Asked whether he was concerned about the legal and moral implications of his work, Kirtsov downplayed his role in ransomware intrusions, saying he was more focused on harvesting data.
“I consider myself as committed to ethical practices as you are,” Kirtsov wrote. “I have also embarked on research and am currently mentoring students. You may have noticed my activities on a forum, which I assume you know of through information gathered from public sources, possibly using the new tool you reviewed.”
“Regarding my posts about selling access, I must honestly admit, upon reviewing my own actions, I recall such mentions but believe they were never actualized,” he continued. “Many use the forum for self-serving purposes, which explains why listings of targets for sale have dwindled — they simply ceased being viable.”
Kirtsov asserted that he is not interested in harming healthcare institutions, just in stealing their data.
“As for health-related matters, I was once acquainted with affluent webmasters who would pay up to $50 for every 1000 health-themed emails,” Kirtsov said. “Therefore, I had no interest in the more sensitive data from medical institutions like X-rays, insurance numbers, or even names; I focused solely on emails. I am proficient in SQL, hence my ease with handling data like IDs and emails. And i never doing spam or something like this.”
On the Russian crime forums, x999xx said he never targets anything or anyone in Russia, and that he has little to fear from domestic law enforcement agencies provided he remains focused on foreign adversaries.
x999xx’s lackadaisical approach to personal security mirrors that of Wazawaka, another top Russian access broker who sold access to countless organizations and even operated his own ransomware affiliate programs.
“Don’t shit where you live, travel local, and don’t go abroad,” Wazawaka said of his own personal mantra. “Mother Russia will help you. Love your country, and you will always get away with everything.”
In January 2022, KrebsOnSecurity followed clues left behind by Wazawaka to identify him as 32-year-old Mikhail Matveev from Khakassia, Russia. In May 2023, the U.S. Department of Justice indicted Matveev as a key figure in several ransomware groups that collectively extorted hundreds of millions of dollars from victim organizations. The U.S. State Department is offering a $10 million reward for information leading to the capture and/or prosecution of Matveev.
Perhaps in recognition that many top ransomware criminals are largely untouchable so long as they remain in Russia, western law enforcement agencies have begun focusing more on getting inside the heads of those individuals.
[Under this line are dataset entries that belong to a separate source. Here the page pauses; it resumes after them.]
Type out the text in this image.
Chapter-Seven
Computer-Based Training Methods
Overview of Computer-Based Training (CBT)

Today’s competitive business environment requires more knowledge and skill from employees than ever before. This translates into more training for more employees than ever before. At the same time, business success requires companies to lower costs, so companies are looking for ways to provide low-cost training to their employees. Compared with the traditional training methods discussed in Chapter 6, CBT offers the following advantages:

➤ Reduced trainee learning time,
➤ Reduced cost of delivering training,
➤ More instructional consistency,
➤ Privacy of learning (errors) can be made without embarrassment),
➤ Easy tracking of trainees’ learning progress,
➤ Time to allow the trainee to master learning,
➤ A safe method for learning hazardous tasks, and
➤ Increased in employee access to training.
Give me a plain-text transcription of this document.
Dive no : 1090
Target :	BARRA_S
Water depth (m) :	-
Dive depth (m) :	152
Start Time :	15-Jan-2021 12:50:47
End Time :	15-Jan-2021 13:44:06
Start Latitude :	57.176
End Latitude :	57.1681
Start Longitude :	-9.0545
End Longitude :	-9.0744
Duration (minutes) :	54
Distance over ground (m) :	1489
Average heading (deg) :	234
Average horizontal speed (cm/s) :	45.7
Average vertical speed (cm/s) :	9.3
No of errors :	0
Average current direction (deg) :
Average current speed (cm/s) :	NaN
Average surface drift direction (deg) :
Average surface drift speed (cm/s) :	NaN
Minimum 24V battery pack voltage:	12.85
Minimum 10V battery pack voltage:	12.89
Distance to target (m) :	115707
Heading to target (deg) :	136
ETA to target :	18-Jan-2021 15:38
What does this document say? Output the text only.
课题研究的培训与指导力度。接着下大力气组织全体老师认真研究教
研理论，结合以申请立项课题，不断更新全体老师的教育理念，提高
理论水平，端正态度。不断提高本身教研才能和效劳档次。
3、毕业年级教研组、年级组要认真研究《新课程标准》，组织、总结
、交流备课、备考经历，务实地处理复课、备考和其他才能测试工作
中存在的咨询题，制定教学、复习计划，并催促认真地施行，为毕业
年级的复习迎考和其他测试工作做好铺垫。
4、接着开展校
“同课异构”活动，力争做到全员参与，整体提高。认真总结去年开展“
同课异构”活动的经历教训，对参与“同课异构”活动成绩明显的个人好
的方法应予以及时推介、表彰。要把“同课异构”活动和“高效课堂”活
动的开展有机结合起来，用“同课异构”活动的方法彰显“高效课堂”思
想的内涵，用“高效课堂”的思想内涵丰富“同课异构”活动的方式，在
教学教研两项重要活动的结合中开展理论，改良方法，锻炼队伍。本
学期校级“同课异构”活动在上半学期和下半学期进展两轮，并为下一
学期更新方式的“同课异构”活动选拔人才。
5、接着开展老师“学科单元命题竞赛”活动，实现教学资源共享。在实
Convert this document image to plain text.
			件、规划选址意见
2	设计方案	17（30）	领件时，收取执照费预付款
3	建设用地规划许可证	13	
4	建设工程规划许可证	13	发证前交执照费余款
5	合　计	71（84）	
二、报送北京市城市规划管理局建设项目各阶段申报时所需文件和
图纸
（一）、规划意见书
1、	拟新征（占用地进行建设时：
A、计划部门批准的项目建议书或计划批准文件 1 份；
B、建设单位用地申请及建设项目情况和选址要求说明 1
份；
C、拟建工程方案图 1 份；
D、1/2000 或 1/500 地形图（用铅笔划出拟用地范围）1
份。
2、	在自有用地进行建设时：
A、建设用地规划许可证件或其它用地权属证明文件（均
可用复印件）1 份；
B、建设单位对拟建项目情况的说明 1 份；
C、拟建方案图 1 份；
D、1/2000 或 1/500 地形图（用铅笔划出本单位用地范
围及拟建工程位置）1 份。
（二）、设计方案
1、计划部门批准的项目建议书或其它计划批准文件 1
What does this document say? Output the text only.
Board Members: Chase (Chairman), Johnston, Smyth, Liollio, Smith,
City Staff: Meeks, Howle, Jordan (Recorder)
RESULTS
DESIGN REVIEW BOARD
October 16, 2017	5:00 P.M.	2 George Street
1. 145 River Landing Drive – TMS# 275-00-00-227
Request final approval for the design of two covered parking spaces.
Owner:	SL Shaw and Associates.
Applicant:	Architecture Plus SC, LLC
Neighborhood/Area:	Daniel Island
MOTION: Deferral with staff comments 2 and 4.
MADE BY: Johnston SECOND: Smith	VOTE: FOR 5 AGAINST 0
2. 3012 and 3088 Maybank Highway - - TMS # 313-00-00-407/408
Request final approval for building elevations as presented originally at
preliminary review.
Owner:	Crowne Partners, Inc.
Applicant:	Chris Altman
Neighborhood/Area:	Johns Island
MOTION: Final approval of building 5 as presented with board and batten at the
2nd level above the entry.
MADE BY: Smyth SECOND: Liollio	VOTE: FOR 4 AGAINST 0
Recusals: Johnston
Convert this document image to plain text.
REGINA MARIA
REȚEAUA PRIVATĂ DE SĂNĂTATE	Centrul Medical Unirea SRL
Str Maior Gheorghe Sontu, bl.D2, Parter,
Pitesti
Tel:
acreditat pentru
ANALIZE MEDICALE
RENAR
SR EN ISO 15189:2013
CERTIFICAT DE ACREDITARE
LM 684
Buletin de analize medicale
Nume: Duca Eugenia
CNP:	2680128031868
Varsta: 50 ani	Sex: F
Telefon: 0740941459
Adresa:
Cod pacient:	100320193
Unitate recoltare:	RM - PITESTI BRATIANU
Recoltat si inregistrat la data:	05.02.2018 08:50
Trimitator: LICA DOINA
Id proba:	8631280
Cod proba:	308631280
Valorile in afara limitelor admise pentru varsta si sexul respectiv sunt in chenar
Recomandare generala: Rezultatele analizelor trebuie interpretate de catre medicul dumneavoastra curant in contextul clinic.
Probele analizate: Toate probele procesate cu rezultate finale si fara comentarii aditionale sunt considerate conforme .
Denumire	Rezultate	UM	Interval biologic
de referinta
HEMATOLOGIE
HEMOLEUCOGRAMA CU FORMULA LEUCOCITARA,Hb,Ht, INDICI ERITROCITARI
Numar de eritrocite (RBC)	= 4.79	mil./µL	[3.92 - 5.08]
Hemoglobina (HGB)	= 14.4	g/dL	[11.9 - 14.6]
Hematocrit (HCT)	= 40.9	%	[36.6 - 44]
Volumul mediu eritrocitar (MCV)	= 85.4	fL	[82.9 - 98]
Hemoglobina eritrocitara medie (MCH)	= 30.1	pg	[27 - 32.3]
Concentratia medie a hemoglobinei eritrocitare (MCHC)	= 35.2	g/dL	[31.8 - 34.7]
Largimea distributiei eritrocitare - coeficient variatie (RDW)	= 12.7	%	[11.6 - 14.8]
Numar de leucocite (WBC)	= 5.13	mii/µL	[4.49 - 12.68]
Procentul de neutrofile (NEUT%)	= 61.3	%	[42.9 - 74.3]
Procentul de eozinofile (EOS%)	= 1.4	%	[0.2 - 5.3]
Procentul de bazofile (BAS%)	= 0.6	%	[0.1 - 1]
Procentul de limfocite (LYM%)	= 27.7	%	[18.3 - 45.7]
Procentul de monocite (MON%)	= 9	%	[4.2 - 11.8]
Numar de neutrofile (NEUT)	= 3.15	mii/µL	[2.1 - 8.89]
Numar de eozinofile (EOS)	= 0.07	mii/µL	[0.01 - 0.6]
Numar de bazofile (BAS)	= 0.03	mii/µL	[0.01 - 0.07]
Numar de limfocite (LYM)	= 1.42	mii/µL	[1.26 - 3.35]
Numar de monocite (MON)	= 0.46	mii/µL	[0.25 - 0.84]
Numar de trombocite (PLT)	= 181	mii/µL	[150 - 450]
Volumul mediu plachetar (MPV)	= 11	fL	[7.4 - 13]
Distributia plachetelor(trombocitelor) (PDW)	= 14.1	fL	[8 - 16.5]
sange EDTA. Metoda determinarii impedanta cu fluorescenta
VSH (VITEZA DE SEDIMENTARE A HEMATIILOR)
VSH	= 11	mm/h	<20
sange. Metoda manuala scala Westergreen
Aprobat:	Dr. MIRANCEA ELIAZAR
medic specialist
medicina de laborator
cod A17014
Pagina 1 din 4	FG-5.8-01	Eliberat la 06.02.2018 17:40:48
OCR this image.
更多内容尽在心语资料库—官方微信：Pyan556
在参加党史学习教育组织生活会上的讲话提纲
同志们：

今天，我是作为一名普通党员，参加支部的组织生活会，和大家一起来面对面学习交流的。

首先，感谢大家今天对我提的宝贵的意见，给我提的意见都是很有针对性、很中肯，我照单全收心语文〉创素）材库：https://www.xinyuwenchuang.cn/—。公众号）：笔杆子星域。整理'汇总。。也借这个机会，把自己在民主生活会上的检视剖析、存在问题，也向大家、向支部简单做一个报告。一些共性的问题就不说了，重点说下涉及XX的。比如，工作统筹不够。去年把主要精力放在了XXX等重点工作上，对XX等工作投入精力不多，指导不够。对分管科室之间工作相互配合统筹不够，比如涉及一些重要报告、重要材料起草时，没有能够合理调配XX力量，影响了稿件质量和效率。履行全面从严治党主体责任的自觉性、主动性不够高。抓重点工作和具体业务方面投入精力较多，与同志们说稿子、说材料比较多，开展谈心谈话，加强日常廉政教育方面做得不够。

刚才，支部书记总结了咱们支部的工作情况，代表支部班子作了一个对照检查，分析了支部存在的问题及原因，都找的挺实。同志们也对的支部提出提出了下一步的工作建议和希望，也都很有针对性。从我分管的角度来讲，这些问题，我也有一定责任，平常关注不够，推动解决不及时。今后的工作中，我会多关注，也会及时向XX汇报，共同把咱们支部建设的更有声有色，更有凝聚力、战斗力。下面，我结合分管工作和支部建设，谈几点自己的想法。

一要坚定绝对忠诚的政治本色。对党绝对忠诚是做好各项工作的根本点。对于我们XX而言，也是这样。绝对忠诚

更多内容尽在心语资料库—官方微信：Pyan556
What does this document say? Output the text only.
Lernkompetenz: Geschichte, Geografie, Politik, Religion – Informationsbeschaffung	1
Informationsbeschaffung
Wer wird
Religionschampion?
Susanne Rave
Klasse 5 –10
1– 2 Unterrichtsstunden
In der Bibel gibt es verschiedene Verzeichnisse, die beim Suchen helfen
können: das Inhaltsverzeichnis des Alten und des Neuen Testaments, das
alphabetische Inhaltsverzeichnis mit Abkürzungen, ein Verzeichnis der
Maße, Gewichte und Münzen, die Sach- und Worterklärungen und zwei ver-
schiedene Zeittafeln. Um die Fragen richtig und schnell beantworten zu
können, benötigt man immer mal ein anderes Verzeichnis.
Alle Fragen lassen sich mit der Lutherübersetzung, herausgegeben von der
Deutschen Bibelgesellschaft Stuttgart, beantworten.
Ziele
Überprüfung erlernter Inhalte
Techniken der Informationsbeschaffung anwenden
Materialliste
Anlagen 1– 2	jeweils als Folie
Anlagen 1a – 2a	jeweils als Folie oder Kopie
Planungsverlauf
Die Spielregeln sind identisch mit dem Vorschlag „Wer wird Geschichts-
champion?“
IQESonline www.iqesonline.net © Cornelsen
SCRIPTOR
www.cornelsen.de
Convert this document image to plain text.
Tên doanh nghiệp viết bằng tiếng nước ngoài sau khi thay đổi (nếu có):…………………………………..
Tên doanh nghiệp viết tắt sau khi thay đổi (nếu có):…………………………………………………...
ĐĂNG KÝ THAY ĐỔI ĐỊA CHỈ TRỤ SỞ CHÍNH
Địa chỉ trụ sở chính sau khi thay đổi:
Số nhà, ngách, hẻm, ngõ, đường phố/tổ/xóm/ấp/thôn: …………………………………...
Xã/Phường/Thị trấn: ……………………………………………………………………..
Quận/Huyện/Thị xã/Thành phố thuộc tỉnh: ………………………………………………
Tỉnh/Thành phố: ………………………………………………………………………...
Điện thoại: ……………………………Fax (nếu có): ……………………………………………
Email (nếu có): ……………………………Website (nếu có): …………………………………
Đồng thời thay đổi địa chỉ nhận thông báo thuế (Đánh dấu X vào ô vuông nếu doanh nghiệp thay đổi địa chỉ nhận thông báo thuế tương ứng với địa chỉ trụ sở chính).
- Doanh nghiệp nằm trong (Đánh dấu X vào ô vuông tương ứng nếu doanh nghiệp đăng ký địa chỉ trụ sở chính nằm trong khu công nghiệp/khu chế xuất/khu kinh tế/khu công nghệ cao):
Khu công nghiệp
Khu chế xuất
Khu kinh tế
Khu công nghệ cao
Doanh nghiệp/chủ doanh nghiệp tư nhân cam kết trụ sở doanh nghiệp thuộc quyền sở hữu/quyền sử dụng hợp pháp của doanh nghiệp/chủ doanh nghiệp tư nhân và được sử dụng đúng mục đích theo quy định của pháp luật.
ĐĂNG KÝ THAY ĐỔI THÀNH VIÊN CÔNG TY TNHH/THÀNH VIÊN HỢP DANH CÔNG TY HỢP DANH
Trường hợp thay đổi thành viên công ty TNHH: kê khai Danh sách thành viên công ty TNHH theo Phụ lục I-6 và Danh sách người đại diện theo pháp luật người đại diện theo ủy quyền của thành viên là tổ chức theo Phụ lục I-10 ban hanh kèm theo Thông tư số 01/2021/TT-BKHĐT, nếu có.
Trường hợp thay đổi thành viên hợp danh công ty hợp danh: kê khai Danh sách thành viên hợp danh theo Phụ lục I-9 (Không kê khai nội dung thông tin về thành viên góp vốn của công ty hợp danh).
These so-called “psyops” are aimed at infiltrating ransomware-as-a-service operations, disrupting major cybercrime services, and decreasing trust within cybercriminal communities.
When authorities in the U.S. and U.K. announced in February 2024 that they’d infiltrated and seized the infrastructure used by the infamous LockBit ransomware gang, they borrowed the existing design of LockBit’s victim shaming website to link instead to press releases about the takedown, and included a countdown timer that was eventually replaced with the personal details of LockBit’s alleged leader.
In May 2024, law enforcement agencies in the United States and Europe announced Operation Endgame, a coordinated action against some of the most popular cybercrime platforms for delivering ransomware and data-stealing malware. The Operation Endgame website also included a countdown timer, which served to tease the release of several animated videos that mimic the same sort of flashy, short advertisements that established cybercriminals often produce to promote their services online.